Green Girl had been sitting on my night table for months, partially read, but prettymuch abandoned. I wasn't sure whether I liked the book or not, and I was pretty sure I hated the author. But I couldn't bring myself to read anything else. My usual literary palate cleansers -- Bridget Jones's Diary; Tales of the City; Bachelor Brothers' Bed and Breakfast Pillow Book -- seemed too flighty and lighthearted to lift the malaise I felt after reading Middlesex.

That's why I decided to finish off Green Girl.

Before I get into Green Girl, I want to tell you -- if you exist; if anyone is reading this anymore -- about the building where I worked during my graduate degree. The building was brand-new. It had been designed by a famous architect. It had been profiled in the newspaper. It won an award. The only problem with the stupid building was that it was totally inadequate for actual people. The rooms were small and awkward, with the occasional column appearing smack in the middle of a room. No one who worked in the building liked it, so when an architecture student wanted to interview us about the building, we all jumped at the opportunity.

It turned out that the architecture student really didn't care how we felt about the building. She just wanted to write a fan piece about her favourite architect, and her favourite building. During the course of my conversation with her, I said that the building wasn't just unusable, it also looked sloppy. "The columns aren't even finished," I complained. "They still have the scribbles the construction crews left on them!"

The architecture student wasn't deterred. She went to the column in the room we were in (it was awkwardly located in a corner where a desk could have gone) and lovingly caressed it. "You don't understand," she said. "They were supposed to be finished, but when they unmolded them, the architect saw how beautiful the concrete was, and decided to keep them raw."

I get the idea that raw concrete can be beautiful. I'm probably one of the few people on the planet who doesn't hate Brutalism. If you're not familiar with the term, Brutalism is the architectural style that celebrates raw concrete. It was all the rage sometime from the late sixties to the early eighties. There is probably at least one out-of-place Brutalist structure in your city, sticking out like a sore thumb.

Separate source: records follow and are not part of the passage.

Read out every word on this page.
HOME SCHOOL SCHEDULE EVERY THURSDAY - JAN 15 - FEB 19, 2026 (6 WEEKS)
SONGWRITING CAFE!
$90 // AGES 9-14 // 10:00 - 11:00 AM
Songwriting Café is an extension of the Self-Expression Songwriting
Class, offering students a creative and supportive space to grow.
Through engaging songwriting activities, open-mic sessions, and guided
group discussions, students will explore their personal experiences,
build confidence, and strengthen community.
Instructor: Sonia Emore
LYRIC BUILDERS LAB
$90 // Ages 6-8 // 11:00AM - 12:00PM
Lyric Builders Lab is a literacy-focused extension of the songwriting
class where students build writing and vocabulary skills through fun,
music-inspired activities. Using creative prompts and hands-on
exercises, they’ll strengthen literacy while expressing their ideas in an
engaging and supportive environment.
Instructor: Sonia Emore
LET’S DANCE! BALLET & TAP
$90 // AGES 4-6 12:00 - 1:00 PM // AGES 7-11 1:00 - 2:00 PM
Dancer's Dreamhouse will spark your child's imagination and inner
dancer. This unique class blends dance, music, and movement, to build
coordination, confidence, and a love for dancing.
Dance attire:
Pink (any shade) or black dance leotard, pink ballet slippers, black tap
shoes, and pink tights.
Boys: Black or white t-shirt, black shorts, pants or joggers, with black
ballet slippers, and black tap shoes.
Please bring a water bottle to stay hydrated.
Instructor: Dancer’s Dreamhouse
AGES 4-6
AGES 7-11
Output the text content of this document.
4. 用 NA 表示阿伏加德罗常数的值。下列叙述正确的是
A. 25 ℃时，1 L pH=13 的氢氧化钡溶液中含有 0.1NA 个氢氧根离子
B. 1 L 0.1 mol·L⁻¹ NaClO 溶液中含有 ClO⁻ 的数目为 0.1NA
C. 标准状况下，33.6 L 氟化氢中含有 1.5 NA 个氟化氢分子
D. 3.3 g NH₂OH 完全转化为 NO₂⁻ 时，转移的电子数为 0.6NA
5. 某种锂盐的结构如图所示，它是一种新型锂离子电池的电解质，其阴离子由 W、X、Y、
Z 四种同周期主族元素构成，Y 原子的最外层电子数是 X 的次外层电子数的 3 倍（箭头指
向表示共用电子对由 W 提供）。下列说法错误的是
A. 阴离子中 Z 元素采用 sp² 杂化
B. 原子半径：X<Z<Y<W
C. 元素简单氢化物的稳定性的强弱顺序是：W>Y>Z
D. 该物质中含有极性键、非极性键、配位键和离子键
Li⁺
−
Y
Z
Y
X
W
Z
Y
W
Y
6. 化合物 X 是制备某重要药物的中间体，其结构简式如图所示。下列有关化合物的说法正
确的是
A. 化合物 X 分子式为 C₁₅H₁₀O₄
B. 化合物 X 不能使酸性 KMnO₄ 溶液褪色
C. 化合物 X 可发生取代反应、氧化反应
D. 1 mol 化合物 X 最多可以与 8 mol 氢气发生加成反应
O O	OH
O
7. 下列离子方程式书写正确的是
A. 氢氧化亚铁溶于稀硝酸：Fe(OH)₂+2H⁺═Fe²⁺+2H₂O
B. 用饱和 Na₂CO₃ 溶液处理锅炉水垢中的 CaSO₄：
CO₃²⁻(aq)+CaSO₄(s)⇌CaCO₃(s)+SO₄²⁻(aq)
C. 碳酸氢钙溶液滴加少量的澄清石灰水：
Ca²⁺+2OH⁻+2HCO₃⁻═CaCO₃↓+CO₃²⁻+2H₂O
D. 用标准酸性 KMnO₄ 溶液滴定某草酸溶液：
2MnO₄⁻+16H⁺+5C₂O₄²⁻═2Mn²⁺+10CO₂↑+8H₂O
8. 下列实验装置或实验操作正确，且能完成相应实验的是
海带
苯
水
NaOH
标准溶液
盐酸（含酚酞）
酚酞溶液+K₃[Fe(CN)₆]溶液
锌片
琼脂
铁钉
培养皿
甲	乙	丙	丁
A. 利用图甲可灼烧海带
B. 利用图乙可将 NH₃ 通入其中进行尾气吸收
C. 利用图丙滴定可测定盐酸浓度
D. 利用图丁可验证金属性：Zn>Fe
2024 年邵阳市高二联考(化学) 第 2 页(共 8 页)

Anyways, the thing with Brutalism is that the concrete is textured and left unfinished intentionally. Columns aren't left unfinished after the fact, quasi-accidentally. And Brutalist esthetics usually don't mix well with modern glass-and-steel buildings.

Now that we got that out of the way...

I really felt like Green Girl was a bit of accidental Brutalism.

The book is ostensibly about Ruth, a cute American chick, living from paycheck-to-paycheck in London. She moved to London after a bad breakup, I think. She lives a pretty pointless existence as a shopgirl, going out to bars with her roommate, going on random hookups, and basically not doing much. You're not sure what's up with her family aside from her mother being dead. You feel that she's probably slightly depressed.

Anyways, none of that matters because it seems that how the book is written is more important than what it's about. It's a kind of post-modern, experimental novel with the author, Kate Zambreno, hanging around, like some bad version of that movie, Stranger Than Fiction. Zambreno's voice is right there in the book. It's not just narrating the story; it's narrating the author's intent. It's telling you how much the author hates Ruth; it's telling you that the author is purposefully giving Ruth a hard time; it's basically telling you that Zambreno really, really, doesn't like cute girls and thinks that they're all vacant idiots who refuse to be anything but something to be owned or admired. You can feel the contempt oozing from the author's voice.

To be honest, it feels like Zambreno was writing through writer's block. She wrote for herself, putting down notes and comments for herself, telling herself how she felt about Ruth and the situation and what to do next. Then, as she re-read her draft, she decided to leave the notes and comments in the text because it was so beautiful. Just like the architect of the building where I did my research.

Now Jeffrey Eugenides's novels could be grouped together in a volume entitle, All About Jeff, but he at least made some kind of crazy attempt to pretend that that's not what's happening. Zambreno, though, has actually put herself in the novel, front and centre, to the point where I started to wonder if she wasn't the subject of the book. She wants the reader to see how the sausage is made. "See how clever and post-modern I am," you almost hear her scream over the din of the boring prose.

Green Girl is like the TV show Girls if Lena Dunham had decided to just narrate the show instead of star in it, and if she told you how shallow and pointless her friends were instead of making a statement about how we all feel rudderless and unmoored in our twenties.

I wouldn't say reading it was a waste of my time, but I probably won't be recommending it to anyone.